「社会人大学院」という呼び方は日本固有だと思います。国立国会図書館の所蔵資料検索を使い調べると、1990年以前はあまり使用されていなかった用語だということがわかります。その後、生涯教育の文脈で使用頻度が増えてきて今に至っているようです。たしかに、1991年大学院に進学したとき、社会人の方が学生として大学院にいらっしゃいましたが、社会人入試など存在しなかったと思うので、一般入試で進学されていたのでしょう。
不思議なことに、日本語の「社会人」に当たる英語やフランス語が存在しません。無理に訳せば「アダルト大学院」でおかしなことになります。でも大学院の前に「社会人」と付けない限り、社会人も大学院に行けることに気がつかないのが日本なのでしょう。その点、アメリカは社会人もよく大学院に行くようです。
パーソル総合研究所「APAC就業実態・成長意識調査(2019年)」によるアジア太平洋地域14ヵ国の主要都市に住む人に対する調査結果の報告によると、日本人は、「勤務先以外での自己啓発や学習は何もしていない」という項目でダントツ1位になっています。

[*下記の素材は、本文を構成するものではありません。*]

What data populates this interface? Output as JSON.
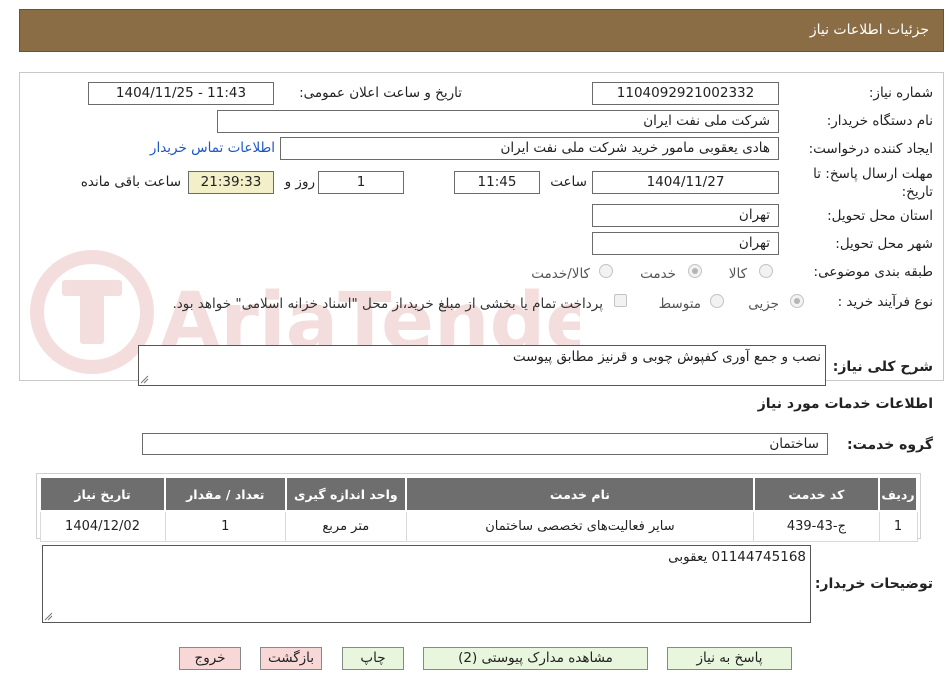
{
  "header": {
    "title": "جزئیات اطلاعات نیاز"
  },
  "form": {
    "need_number": {
      "label": "شماره نیاز:",
      "value": "1104092921002332"
    },
    "announce_datetime": {
      "label": "تاریخ و ساعت اعلان عمومی:",
      "value": "1404/11/25 - 11:43"
    },
    "buyer_org": {
      "label": "نام دستگاه خریدار:",
      "value": "شرکت ملی نفت ایران"
    },
    "requester": {
      "label": "ایجاد کننده درخواست:",
      "value": "هادی یعقوبی مامور خرید  شرکت ملی نفت ایران"
    },
    "buyer_contact_link": "اطلاعات تماس خریدار",
    "deadline": {
      "label_line1": "مهلت ارسال پاسخ: تا",
      "label_line2": "تاریخ:",
      "date": "1404/11/27",
      "time_label": "ساعت",
      "time": "11:45",
      "days": "1",
      "days_label": "روز و",
      "remaining": "21:39:33",
      "remaining_label": "ساعت باقی مانده"
    },
    "province": {
      "label": "استان محل تحویل:",
      "value": "تهران"
    },
    "city": {
      "label": "شهر محل تحویل:",
      "value": "تهران"
    },
    "category": {
      "label": "طبقه بندی موضوعی:",
      "options": [
        "کالا",
        "خدمت",
        "کالا/خدمت"
      ],
      "selected": "خدمت"
    },
    "purchase_type": {
      "label": "نوع فرآیند خرید :",
      "options": [
        "جزیی",
        "متوسط"
      ],
      "selected": "جزیی",
      "note": "پرداخت تمام یا بخشی از مبلغ خرید،از محل \"اسناد خزانه اسلامی\" خواهد بود."
    }
  },
  "description": {
    "label": "شرح کلی نیاز:",
    "value": "نصب و جمع آوری کفپوش چوبی و قرنیز مطابق پیوست"
  },
  "services_section_title": "اطلاعات خدمات مورد نیاز",
  "service_group": {
    "label": "گروه خدمت:",
    "value": "ساختمان"
  },
  "table": {
    "columns": [
      "ردیف",
      "کد خدمت",
      "نام خدمت",
      "واحد اندازه گیری",
      "تعداد / مقدار",
      "تاریخ نیاز"
    ],
    "rows": [
      [
        "1",
        "ج-43-439",
        "سایر فعالیت‌های تخصصی ساختمان",
        "متر مربع",
        "1",
        "1404/12/02"
      ]
    ]
  },
  "buyer_notes": {
    "label": "توضیحات خریدار:",
    "value": "01144745168 یعقوبی"
  },
  "buttons": {
    "reply": "پاسخ به نیاز",
    "attachments": "مشاهده مدارک پیوستی (2)",
    "print": "چاپ",
    "back": "بازگشت",
    "exit": "خروج"
  },
  "watermark_text": "AriaTender.neT",
  "colors": {
    "header_bg": "#8a6d45",
    "table_header": "#6e6e6e",
    "timer_bg": "#f3f0c9",
    "link": "#1a57c6"
  }
}
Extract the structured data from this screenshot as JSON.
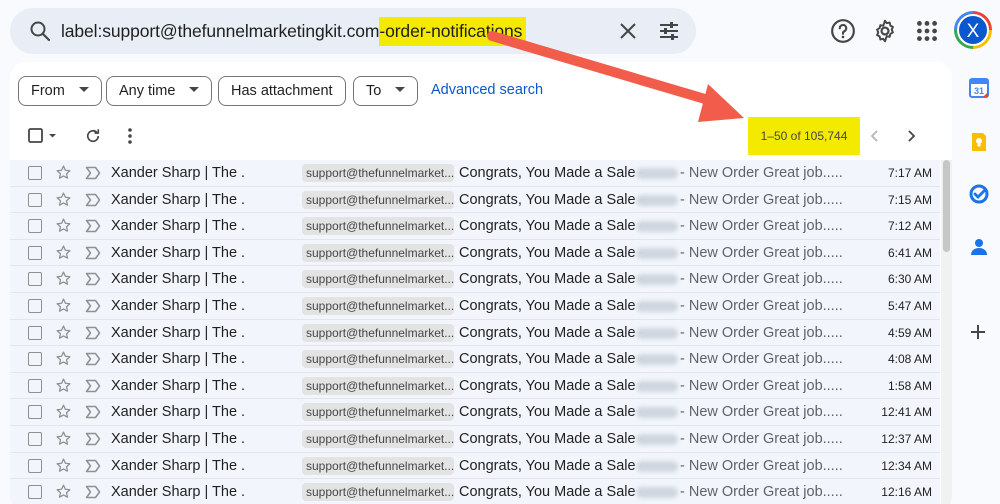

しかも、管理職になりたくないでも1位、会社で出世したくないでも1位、起業・独立したくないでも1位です。管理職や出世にこだわらないのは生き方の問題なのでいいとして、どうも日本の社会人は徹底的に生きるエネルギーが奪われているような状態ですね。
次の図表をご覧ください。学部生に対する大学院生の比率をみると、日本はダントツで学ばない国なのです。わが国が学歴社会だというのは、大きな勘違いです。そして、学ばないから労働生産性も低いのかもしれません。因果関係は特定できませんが、可能性は否定できないでしょう。
一方で、企業が新卒一括採用と終身雇用を維持してくれているので、失業率は低く抑えられています。フランスのように労働生産性は高いが失業率が高い社会は受け入れられませんが、何事もバランスは必要でしょう。そして、従来のシステムを日本企業は維持できなくなっていますので、こちらから先に手を打つ必要があるわけです。
そういう意味で、日本の社会人はエネルギーを取り戻す必要があります。いったん実務を離れる、あるいは、実務をやりながら、学術の世界に浸かる時間も確保する。そして、まったく違う地平を切り開くということを通じて、エネルギーの流れを変える必要があるようです。今、私たちは会社や世間から生きるエネルギーを吸い取られているのではないでしょうか。調査報告などをみる限り、そう思わざるを得ません。